Hardened types of tissue are found in a huge number of animal phyla – think bones and teeth in mammals, shells in molluscs – but when the ability to create such useful structures first evolved has long been something of a mystery.
Until now. Research published in the journal Science Advances reveals convincing evidence that tissue-hardening, known as “biomineralisation”, was occurring in a single-celled organism as early as 810 million years ago.
Scientists led by Phoebe Cohen of Williams College in Williamstown, Massachusetts, US, found evidence of mineralisation in minute fossils lodged in a rock formation called the Fifteenmile Group, in the Ogilvie Mountains in the Yukon region of Canada.
The fossils are of eukaryotic cells – regarded as the first complex organisms. Every living thing except bacteria and archaea is made of eukaryotes – cells that feature discrete organelles – including a nucleus – contained within membranes.

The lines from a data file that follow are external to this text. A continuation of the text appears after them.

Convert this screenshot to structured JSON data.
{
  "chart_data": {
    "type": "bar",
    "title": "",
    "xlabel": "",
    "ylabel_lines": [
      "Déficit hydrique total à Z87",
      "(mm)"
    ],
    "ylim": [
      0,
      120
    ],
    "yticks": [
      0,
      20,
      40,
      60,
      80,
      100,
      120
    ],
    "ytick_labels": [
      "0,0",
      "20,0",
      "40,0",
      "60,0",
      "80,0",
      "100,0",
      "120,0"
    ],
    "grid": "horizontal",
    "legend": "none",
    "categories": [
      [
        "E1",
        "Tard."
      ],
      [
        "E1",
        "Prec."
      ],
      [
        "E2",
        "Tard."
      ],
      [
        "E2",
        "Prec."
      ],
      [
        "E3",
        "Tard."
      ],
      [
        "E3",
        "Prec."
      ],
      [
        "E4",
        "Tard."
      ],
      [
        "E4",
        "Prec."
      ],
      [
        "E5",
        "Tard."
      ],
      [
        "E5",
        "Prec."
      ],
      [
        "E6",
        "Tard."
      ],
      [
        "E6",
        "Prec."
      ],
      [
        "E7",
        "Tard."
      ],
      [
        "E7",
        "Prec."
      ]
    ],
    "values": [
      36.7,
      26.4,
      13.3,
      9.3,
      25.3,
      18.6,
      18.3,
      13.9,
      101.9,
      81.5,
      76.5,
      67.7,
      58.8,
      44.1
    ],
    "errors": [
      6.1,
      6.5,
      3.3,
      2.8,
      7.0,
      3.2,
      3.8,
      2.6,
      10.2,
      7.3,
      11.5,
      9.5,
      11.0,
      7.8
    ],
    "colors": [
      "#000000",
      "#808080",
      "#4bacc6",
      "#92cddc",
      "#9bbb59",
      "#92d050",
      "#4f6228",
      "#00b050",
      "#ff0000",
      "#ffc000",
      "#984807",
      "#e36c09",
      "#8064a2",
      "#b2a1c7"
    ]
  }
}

To make their discovery, Cohen and colleagues studied unicellular fossils found in a large slab of mud, slate and limestone.
Looking at the samples through a high-resolution microscope the team found signs of long, thin mineralised fibres – shapes that indicated a biological rather than geological origin.
Dating placed the fossils at around 810 million years old, placing them pretty much in the middle of the Neoproterozoic Era, which ran from about 1000 million years ago to the dawn of the Paleozoic Era about 550 million years later.
At that time, Fifteenmile area would have been under the ocean. Cohen and her colleagues suggest that the water would have been high in dissolved calcium phosphate – a necessary compound for the advent of hardened tissue.
The chemical load, the researchers write, may have provided the “opportunity for eukaryotes to explore biomineralisation for what may have been the first time in Earth’s history.”